Quels sont tes objectifs ?
D’abord assurer le maintien et gagner la coupe avec le WAT, et ensuite,
réussir une carrière professionnelle en Europe, et ça c’est le rêve de tout
footballeur.
Quels sont les joueurs que tu admires le plus ?
En Algérie, c’est Deham et en Europe ce sont Zidane et Requelme de
Villareal.
Un dernier mot ?
D’abord je vous remercier d’avoir pensé à mois, je souhaite longue vie à
votre journal et j’espère réussir une belle carrière de footballeur d’abord
ici et ensuite à l’étranger.
Amar G.
FODHIL HADJADJ (MILIEU DE TERRAIN DU MCA)
“Ne pas se déconcentrer”
Le Soir : Votre équipe semble dans une parfaite forme, à la vue des
bons résultats réalisés au cours de ces dernières journées ?

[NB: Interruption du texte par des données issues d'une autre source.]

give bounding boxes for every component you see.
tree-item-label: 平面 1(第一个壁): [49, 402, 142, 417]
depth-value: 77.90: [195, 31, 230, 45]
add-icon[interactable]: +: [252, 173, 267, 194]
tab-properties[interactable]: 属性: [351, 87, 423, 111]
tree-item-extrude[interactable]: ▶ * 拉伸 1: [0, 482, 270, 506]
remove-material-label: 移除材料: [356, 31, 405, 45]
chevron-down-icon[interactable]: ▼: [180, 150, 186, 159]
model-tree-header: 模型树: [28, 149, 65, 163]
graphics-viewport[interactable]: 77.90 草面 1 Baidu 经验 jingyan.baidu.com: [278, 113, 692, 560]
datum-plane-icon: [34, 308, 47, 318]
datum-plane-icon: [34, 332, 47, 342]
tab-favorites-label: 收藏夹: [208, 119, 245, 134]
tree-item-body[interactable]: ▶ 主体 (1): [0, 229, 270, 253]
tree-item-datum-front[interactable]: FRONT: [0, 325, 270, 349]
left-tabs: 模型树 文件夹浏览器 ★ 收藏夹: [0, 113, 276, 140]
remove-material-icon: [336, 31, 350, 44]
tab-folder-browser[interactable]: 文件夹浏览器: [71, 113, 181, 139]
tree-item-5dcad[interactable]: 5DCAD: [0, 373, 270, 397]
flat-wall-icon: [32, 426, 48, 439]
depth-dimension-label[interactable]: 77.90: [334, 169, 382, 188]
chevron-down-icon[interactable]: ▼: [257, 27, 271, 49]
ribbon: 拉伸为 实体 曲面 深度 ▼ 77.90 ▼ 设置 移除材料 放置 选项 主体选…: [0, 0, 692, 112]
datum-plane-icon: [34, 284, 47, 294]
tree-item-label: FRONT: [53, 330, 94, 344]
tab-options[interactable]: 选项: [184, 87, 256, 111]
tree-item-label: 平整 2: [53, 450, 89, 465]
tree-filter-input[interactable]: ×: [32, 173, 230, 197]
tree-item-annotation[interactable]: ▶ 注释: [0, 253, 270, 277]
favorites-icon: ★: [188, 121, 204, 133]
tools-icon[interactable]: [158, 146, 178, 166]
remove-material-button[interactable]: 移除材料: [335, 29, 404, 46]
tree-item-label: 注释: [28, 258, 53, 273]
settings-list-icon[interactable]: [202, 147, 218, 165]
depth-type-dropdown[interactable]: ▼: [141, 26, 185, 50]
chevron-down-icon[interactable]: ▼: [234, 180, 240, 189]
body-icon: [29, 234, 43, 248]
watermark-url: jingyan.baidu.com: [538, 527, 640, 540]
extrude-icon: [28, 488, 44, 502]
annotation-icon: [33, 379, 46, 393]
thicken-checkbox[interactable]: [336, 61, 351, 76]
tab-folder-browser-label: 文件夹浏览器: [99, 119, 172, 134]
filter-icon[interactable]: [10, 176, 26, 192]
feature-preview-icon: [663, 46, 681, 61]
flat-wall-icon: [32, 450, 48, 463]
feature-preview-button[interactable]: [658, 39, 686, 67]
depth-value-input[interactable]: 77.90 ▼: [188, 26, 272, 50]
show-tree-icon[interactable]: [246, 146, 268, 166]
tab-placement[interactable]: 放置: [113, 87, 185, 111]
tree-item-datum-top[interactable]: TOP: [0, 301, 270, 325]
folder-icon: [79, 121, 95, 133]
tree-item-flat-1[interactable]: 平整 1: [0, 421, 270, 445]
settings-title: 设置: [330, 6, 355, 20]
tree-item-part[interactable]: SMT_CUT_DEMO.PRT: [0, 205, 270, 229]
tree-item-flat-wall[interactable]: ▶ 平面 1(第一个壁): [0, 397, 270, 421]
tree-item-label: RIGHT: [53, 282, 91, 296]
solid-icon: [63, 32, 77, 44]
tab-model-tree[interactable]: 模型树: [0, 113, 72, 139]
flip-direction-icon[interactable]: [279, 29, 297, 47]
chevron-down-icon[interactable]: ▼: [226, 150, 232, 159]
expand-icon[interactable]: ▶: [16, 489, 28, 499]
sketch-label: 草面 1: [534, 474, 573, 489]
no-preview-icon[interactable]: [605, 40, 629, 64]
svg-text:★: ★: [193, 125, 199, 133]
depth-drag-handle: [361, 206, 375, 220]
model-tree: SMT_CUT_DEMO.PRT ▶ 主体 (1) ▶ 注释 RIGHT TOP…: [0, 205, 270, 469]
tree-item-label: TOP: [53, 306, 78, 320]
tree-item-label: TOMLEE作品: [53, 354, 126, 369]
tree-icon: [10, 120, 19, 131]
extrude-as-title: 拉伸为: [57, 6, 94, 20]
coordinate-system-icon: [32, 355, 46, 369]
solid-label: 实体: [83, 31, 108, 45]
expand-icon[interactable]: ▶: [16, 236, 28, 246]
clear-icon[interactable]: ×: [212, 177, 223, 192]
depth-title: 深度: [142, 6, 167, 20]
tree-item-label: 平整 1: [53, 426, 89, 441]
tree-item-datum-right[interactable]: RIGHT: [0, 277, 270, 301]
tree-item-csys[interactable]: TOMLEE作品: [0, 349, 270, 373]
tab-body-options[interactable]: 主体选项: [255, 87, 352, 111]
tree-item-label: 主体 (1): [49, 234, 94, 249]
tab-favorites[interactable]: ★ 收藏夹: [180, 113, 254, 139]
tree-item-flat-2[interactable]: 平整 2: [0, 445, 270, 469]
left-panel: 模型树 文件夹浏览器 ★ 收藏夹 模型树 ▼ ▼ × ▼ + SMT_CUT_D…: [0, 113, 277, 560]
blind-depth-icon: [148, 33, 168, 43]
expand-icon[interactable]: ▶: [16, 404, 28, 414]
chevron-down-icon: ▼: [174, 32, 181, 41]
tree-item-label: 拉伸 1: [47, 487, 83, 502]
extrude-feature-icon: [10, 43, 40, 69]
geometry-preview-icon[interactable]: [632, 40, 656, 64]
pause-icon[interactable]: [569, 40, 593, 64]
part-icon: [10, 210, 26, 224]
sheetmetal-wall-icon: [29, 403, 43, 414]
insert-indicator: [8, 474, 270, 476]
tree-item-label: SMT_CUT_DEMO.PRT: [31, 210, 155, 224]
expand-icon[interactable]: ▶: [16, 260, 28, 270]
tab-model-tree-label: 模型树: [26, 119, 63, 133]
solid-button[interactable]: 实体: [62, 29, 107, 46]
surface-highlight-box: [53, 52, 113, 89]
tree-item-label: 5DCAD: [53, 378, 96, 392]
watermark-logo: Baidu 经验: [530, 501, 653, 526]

Fodhil Hadjadj : Heureusement pour nous que cette série intervient au
bon moment. Cela a commencé par notre succès méritoire enregistré face à l’ESS
en coupe, puis un nul face à la coriace équipe de la JSK, cela nous a ouvert
l’appétit. Cela s’est vérifié lors du derby qui nous a opposés aux
Belcourtois, sanctionné par un succès.
Votre nouveau coach Bracci serait-il derrière ce déclic ?
M. François Bracci, de par son expérience, a su nous remobiliser, et nous
faire croire qu’on peut se rattraper, l’équipe a cru en ses moyens et cela
s’est matérialisé par ses bonnes performances.
Maintenant votre équipe a un nouveau visage
Le Mouloudia possède un bon groupe. Je dirais qu’on a vraiment raté
notre saison, car on aurait pu prétendre à nettement mieux. Contrairement au
début de saison, notre groupe a acquis la cohésion qui lui faisait défaut.
Ceci dit, il faut se nourrir de regrets, le plus important est de continuer
sur cette voie.
Ce jeudi, vous accueillez le WAT, une occasion pour vous de gagner encore
plus de points.
On ne doit sous aucun prétexte perdre le moindre point durant cette
partie. Les trois points de cette rencontre sont d’une importance capitale
pour le Mouloudia afin de terminer la saison dans une place qualificative à
la Coupe arabe. Pour ce faire, il ne faut surtout pas se déconcentrer face à
cette équipe tlemcénienne qui viendra à Alger jouer sa survie.